We submitted a state FOIA request for that database and for $30 received a Microsoft Access file containing six tables. The tables contained information pertinent to each forfeiture since 2006. We used SQL to join a few tables that contain fields including property value, disbursement value, disbursement date, seizure date, a description of the property, which agency performed the seizure (and subsequently got the disbursement if it resulted in a forfeiture) and a disposition code, which told us the current status of the asset.
From this new table, we were able to export the data into an Excel spreadsheet and use pivot tables to get a quick picture of which agencies were seizing the most assets, the value of those assets, and how much money had been disbursed to each agency through this state program. We also used a few SQL queries to get the most valuable assets seized in each department. Using the disposition code, we were able to see how often a police department seized property, but ended up giving the asset back. This piqued our interest, especially when we saw some of our local police departments returning a large percentage of the assets they were seizing. In Newport News, right across the James River from Norfolk, 57 percent of the items that were being seized were returned to the owners or lienholders. In Portsmouth, it was happening 47 percent of the time.
So we had another angle to explore; why are some departments better at seizing assets and turning them into forfeitures than others? Through interviews with sources in different cities, we discovered that there was not just one answer. Each city handles the process slightly differently. Some cities do a better job making seizures that would be completed than others for reasons ranging from how well police are trained to when the data is entered into the database.
But all of this data was just from the state program, and we knew departments were getting money through a similar federal program as well. To get a more complete picture, we requested a copy of the Department of Justice Asset Forfeiture Program database – which contained both civil and criminal forfeitures – in the state of Virginia.

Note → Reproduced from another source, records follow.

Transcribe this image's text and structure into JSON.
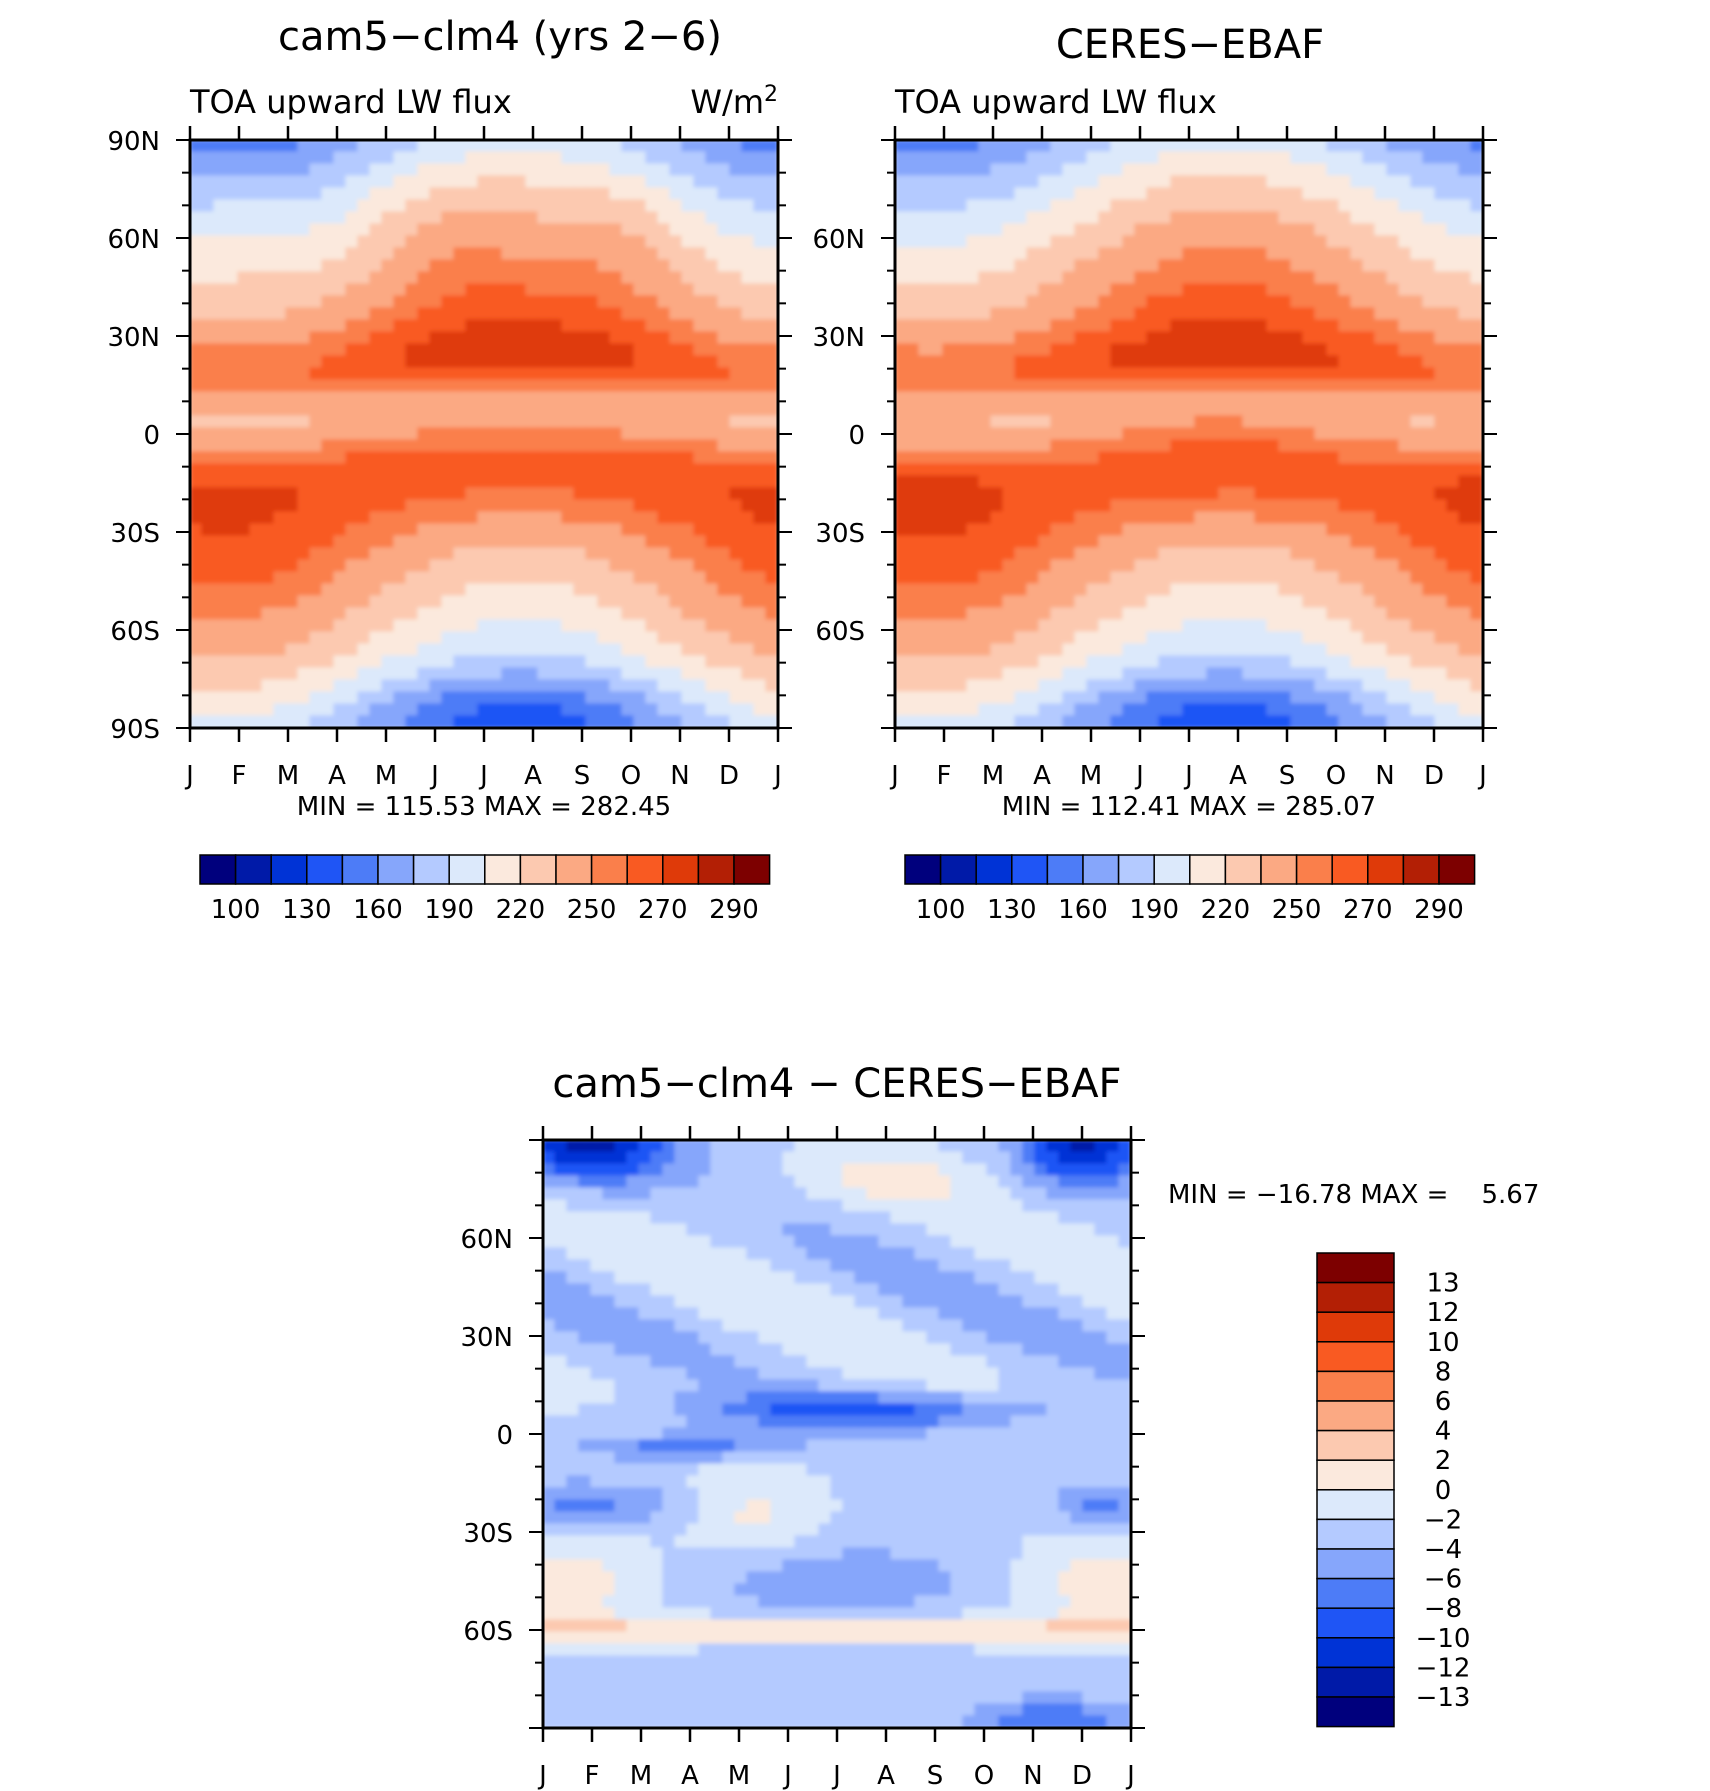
{
  "chart_data": [
    {
      "type": "heatmap",
      "id": "model",
      "title": "cam5−clm4 (yrs 2−6)",
      "left_subtitle": "TOA upward LW flux",
      "right_subtitle": "W/m",
      "units_superscript": "2",
      "x_tick_labels": [
        "J",
        "F",
        "M",
        "A",
        "M",
        "J",
        "J",
        "A",
        "S",
        "O",
        "N",
        "D",
        "J"
      ],
      "y_tick_labels": [
        "90N",
        "60N",
        "30N",
        "0",
        "30S",
        "60S",
        "90S"
      ],
      "ylim": [
        -90,
        90
      ],
      "stats": "MIN = 115.53 MAX = 282.45",
      "min": 115.53,
      "max": 282.45,
      "colorbar_levels": [
        "100",
        "130",
        "160",
        "190",
        "220",
        "250",
        "270",
        "290"
      ],
      "field": "TOA upward longwave flux, zonal mean by month"
    },
    {
      "type": "heatmap",
      "id": "obs",
      "title": "CERES−EBAF",
      "left_subtitle": "TOA upward LW flux",
      "x_tick_labels": [
        "J",
        "F",
        "M",
        "A",
        "M",
        "J",
        "J",
        "A",
        "S",
        "O",
        "N",
        "D",
        "J"
      ],
      "y_tick_labels": [
        "60N",
        "30N",
        "0",
        "30S",
        "60S"
      ],
      "ylim": [
        -90,
        90
      ],
      "stats": "MIN = 112.41 MAX = 285.07",
      "min": 112.41,
      "max": 285.07,
      "colorbar_levels": [
        "100",
        "130",
        "160",
        "190",
        "220",
        "250",
        "270",
        "290"
      ],
      "field": "TOA upward longwave flux, zonal mean by month"
    },
    {
      "type": "heatmap",
      "id": "diff",
      "title": "cam5−clm4 − CERES−EBAF",
      "x_tick_labels": [
        "J",
        "F",
        "M",
        "A",
        "M",
        "J",
        "J",
        "A",
        "S",
        "O",
        "N",
        "D",
        "J"
      ],
      "y_tick_labels": [
        "60N",
        "30N",
        "0",
        "30S",
        "60S"
      ],
      "ylim": [
        -90,
        90
      ],
      "stats": "MIN = −16.78 MAX =    5.67",
      "min": -16.78,
      "max": 5.67,
      "colorbar_levels": [
        "13",
        "12",
        "10",
        "8",
        "6",
        "4",
        "2",
        "0",
        "−2",
        "−4",
        "−6",
        "−8",
        "−10",
        "−12",
        "−13"
      ],
      "field": "model minus observations"
    }
  ],
  "colors": {
    "sequential": [
      "#00007d",
      "#001aa8",
      "#0033d6",
      "#1f55f5",
      "#4d7cf7",
      "#86a6fb",
      "#b4caff",
      "#dce9fb",
      "#fbe9dd",
      "#fcc9b0",
      "#fba983",
      "#fa7f4b",
      "#f95a22",
      "#df3a09",
      "#b31f05",
      "#7d0000"
    ],
    "difference": [
      "#00007d",
      "#001aa8",
      "#0033d6",
      "#1f55f5",
      "#4d7cf7",
      "#86a6fb",
      "#b4caff",
      "#dce9fb",
      "#fbe9dd",
      "#fcc9b0",
      "#fba983",
      "#fa7f4b",
      "#f95a22",
      "#df3a09",
      "#b31f05",
      "#7d0000"
    ]
  }
}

This data set, which was provided for free, came as one large Excel file, and contained similar columns as the state database, including asset type, seizing agency, asset value, disbursement date and disbursement amount. It also had a forfeiture type, so we were able to discern which seizures were criminal, and which were civil. After chopping out the criminal seizures we noticed some huge numbers being disbursed in September 2007. After some phone calls we discovered that the Purdue Pharma settlement, in which the makers of OxyContin pleaded guilty to civil and criminal charges related to the misbranding of the drug, was classified as a civil asset forfeiture, and a lot of the money was funnelled into this database. That was clouding the data, so we narrowed our time frame to seizures going back to 2008, and we did the same to our state data so we would be able to combine the total disbursement amounts.
We wanted to make a database, but we wanted it to be more interactive than just a static spreadsheet of numbers.
There was a lot of really interesting information to display, but we didn’t have the room. Instead we turned each department into something of a card that expanded when you selected it.
From there we displayed the various data points, such as yearly disbursement amounts in a bar chart, a table of the most expensive assets seized in each department, and the important numbers regarding the status of the assets that were being taken.
The end result was an interactive graphic that allowed readers to further examine specific areas without bogging down the story with too many numbers.